Ferite e incomunicabilità
Sophie cerca di riallacciare un rapporto ormai svanito con suo figlio. Suo figlio Thomas, invece, vuole solo sapere chi è veramente suo padre. "Questa donna non sa comunicare con suo figlio", spiega ancora Monica per raccontare una scena in cui Sophie canta. "Cantare diventa un modo per far uscire le emozioni che lei prova, ma che non è in grado di comunicare. In questo senso credo sia una scena importante". L'incomunicabilità si intreccia, in Ville-Marie, con vari altri personaggi, con le loro storie, che in qualche modo sono tutte allacciate. "C'era l'idea che ognuno dei personaggi avesse in sé una ferita e che, imbattendosi negli altri, potesse prendere da loro qualcosa per avere un futuro meno doloroso", racconta Édoin. E ancora la sua protagonista, che alterna francese, inglese e italiano nelle sue risposte, sostiene una tesi femminile molto pesante: "La fragilità, soprattutto quella mentale, ci rende schiavi di alcune situazioni".
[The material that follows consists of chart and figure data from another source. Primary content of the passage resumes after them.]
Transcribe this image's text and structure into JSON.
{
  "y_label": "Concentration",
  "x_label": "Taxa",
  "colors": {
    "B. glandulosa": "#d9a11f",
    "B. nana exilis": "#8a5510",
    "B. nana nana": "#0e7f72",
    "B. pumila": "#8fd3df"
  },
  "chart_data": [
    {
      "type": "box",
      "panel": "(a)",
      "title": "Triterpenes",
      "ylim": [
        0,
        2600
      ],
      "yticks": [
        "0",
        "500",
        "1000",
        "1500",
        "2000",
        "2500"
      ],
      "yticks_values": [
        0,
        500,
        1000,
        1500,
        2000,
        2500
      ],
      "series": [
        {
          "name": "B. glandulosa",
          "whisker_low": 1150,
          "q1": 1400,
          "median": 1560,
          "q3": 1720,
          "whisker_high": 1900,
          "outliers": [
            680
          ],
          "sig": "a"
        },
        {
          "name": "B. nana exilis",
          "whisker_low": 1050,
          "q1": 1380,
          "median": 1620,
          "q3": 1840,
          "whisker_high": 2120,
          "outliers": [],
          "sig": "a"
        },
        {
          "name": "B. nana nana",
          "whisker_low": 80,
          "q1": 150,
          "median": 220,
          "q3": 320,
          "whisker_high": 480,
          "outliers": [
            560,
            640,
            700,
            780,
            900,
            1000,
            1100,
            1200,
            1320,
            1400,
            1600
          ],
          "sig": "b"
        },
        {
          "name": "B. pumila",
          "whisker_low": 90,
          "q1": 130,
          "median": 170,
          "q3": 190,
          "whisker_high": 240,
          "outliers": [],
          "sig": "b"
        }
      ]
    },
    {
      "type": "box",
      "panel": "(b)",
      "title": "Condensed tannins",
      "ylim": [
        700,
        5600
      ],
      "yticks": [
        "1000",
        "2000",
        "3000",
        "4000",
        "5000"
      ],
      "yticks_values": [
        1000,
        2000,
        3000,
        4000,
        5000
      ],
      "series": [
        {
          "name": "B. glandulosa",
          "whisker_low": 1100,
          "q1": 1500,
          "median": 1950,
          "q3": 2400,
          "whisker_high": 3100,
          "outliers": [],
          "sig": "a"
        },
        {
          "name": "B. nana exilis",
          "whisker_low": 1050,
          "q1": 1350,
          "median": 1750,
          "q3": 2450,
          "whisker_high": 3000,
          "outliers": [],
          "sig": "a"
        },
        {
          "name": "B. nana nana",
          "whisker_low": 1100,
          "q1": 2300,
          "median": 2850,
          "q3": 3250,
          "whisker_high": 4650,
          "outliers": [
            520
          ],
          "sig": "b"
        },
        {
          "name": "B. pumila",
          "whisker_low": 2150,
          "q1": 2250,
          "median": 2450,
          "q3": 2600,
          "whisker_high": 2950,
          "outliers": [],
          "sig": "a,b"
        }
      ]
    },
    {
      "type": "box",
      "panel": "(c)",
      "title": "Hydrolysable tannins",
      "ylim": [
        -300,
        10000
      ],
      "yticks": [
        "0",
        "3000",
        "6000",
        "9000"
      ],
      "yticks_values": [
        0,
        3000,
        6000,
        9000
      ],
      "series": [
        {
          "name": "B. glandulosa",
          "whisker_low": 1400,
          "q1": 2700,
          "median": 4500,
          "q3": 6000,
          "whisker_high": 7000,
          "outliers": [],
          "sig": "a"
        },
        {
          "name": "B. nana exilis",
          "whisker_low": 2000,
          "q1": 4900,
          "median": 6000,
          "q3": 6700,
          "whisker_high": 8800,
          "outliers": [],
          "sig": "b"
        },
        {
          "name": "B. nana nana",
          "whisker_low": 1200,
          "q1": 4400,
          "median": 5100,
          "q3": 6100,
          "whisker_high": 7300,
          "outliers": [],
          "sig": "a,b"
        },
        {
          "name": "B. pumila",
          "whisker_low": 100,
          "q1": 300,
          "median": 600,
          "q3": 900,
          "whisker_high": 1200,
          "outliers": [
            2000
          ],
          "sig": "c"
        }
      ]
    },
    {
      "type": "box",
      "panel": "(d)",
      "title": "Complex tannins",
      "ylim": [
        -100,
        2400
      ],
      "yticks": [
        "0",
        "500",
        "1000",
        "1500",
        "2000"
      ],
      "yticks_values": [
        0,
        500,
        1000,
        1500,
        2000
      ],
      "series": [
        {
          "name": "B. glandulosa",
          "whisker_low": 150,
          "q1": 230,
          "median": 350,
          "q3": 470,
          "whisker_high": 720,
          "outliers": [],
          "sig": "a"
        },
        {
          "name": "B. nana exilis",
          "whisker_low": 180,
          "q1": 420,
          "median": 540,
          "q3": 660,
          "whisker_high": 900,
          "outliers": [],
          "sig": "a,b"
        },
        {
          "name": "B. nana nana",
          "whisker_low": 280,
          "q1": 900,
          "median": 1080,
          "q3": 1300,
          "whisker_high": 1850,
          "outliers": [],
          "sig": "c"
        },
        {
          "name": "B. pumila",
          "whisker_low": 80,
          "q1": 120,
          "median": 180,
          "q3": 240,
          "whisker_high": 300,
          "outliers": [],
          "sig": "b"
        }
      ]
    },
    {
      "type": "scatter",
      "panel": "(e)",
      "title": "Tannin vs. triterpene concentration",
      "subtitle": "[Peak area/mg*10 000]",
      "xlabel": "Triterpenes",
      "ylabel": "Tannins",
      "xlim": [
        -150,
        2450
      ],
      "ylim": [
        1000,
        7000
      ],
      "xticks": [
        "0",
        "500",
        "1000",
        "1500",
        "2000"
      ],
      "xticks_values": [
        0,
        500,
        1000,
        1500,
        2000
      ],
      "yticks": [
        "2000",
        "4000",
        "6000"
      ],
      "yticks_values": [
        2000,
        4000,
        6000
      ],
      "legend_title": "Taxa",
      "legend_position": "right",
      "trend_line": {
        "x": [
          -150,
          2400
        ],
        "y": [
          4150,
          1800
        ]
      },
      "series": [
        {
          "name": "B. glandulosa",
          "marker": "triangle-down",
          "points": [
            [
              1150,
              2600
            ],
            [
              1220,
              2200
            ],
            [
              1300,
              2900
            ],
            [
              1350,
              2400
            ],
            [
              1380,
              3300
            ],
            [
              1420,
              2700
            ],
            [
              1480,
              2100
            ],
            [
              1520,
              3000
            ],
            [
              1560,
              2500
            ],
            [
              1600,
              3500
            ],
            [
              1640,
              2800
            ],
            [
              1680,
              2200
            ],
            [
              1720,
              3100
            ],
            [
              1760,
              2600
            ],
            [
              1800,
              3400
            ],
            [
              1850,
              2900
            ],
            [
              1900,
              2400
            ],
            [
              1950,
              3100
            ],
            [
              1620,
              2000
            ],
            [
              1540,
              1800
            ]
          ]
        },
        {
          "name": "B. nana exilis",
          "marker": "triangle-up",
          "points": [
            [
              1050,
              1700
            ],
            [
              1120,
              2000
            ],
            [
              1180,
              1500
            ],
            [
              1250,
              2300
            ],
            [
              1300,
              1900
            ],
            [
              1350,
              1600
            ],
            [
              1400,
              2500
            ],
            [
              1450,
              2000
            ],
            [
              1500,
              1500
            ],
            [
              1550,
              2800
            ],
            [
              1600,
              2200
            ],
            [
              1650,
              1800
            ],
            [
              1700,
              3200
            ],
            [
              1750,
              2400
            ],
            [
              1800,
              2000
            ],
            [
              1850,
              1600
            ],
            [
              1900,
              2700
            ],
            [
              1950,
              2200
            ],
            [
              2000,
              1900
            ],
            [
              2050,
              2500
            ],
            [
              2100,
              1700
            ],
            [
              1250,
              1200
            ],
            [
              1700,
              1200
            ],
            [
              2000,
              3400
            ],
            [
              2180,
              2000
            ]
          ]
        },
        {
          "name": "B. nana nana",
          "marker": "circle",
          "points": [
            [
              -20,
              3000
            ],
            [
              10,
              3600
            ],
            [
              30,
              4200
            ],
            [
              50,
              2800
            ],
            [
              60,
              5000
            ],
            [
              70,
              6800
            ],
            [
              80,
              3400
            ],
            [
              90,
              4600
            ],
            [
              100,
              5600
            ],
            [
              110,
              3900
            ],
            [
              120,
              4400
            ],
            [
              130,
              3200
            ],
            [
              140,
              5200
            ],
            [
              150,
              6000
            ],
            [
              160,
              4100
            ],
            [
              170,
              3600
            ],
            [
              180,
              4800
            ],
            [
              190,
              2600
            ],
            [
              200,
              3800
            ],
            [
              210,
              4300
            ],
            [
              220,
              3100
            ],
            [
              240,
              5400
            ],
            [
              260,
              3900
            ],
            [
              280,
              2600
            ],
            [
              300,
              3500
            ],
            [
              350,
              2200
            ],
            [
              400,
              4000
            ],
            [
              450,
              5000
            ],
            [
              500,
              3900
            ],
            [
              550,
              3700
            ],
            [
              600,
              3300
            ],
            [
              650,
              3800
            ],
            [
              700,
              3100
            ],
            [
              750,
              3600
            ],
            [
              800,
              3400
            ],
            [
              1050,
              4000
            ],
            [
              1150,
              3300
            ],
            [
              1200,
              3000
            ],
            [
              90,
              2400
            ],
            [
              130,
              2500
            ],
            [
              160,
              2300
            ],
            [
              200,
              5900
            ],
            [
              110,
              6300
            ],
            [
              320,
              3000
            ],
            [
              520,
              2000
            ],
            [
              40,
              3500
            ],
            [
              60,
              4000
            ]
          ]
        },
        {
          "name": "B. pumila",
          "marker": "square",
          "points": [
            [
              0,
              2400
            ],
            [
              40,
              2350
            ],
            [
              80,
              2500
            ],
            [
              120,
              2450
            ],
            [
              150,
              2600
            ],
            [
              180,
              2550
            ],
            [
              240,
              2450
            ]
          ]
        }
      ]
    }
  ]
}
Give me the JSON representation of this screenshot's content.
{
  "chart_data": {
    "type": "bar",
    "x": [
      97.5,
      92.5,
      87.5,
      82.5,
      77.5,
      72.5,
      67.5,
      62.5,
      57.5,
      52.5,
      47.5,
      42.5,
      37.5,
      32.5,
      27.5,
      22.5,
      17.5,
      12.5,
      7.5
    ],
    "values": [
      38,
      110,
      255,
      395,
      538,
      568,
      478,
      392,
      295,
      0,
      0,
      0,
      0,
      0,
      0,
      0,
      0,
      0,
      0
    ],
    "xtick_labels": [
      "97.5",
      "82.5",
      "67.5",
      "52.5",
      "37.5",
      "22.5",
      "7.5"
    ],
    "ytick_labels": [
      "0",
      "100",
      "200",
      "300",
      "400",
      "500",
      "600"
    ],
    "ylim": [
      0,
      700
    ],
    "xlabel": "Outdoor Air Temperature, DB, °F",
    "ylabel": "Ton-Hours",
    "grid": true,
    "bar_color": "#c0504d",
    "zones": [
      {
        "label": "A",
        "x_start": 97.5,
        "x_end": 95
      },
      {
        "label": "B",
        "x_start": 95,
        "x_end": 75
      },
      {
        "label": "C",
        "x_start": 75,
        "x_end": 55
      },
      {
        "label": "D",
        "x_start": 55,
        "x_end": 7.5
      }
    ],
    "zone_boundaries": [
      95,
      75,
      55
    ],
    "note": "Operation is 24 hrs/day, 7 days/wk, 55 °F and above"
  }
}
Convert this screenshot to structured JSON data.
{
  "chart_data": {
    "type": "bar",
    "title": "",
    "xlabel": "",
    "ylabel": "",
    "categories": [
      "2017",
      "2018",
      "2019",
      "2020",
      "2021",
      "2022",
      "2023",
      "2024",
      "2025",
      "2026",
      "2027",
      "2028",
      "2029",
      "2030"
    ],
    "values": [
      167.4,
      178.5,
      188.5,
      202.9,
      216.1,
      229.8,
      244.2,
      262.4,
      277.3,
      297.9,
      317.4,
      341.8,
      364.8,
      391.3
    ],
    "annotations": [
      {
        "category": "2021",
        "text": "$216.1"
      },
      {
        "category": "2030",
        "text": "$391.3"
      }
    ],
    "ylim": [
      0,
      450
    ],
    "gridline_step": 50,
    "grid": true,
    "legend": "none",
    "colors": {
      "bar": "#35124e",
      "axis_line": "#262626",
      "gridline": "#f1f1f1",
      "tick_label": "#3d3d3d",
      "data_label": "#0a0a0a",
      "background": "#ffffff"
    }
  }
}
Un'attrice e i suoi ruoli: da Bond al cinema comico
Inevitabile che saltasse fuori: questo film è una piccola produzione, ma tra qualche giorno Monica sarà la nuova Bond Lady. Come può barcamenarsi, come fa la differenza tutto questo nella sua vita professionale? "Non c'è grossa differenza tra produzione grande o piccola. Quando sono davanti a una cinepresa, il mio lavoro non cambia", rassicura l'attrice, con una frase inizialmente prevedibile, ma che poi prende un'altra piega. "Per me è bello avere l'opportunità di lavorare per registi di talento così diversi tra loro. E poi non la considero una mia scelta: bisogna chiedere a loro perché hanno pensato proprio a me".
E visto che si parla di attrici madri con i propri figli, qualcuno le chiede anche se ci sono similitudini tra lei e Sophie. "Sono un'attrice e sono una donna. Ci sono sicuramente delle similitudini con il mio personaggio, ma non sono io. Ho molte amiche e amici, figli di attrici e attori. Sono persone che hanno sofferto molto. Tutti. Spero quindi di non commettere gli stessi errori dei loro genitori. Quando cresceranno, spero che i miei figli abbiano di meglio da fare che guardare i miei film, voglio che vivano la loro vita, non la mia. Per i miei figli voglio essere una mamma, non un'attrice". E visto che ha abbandonato, anche se solo provvisoriamente, i panni di sex symbol, perché non tornare dopo tanti anni ai ruoli comici? "Un ruolo comico lo vorrei da morire! Devo solo trovare una commedia scritta bene e non è così semplice. Magari l'anno prossimo, perché ora sono sei mesi che giro con Emir Kusturica e penso che dopo avrò bisogno di riposo. Ma penso che le cose arrivino quando è il momento".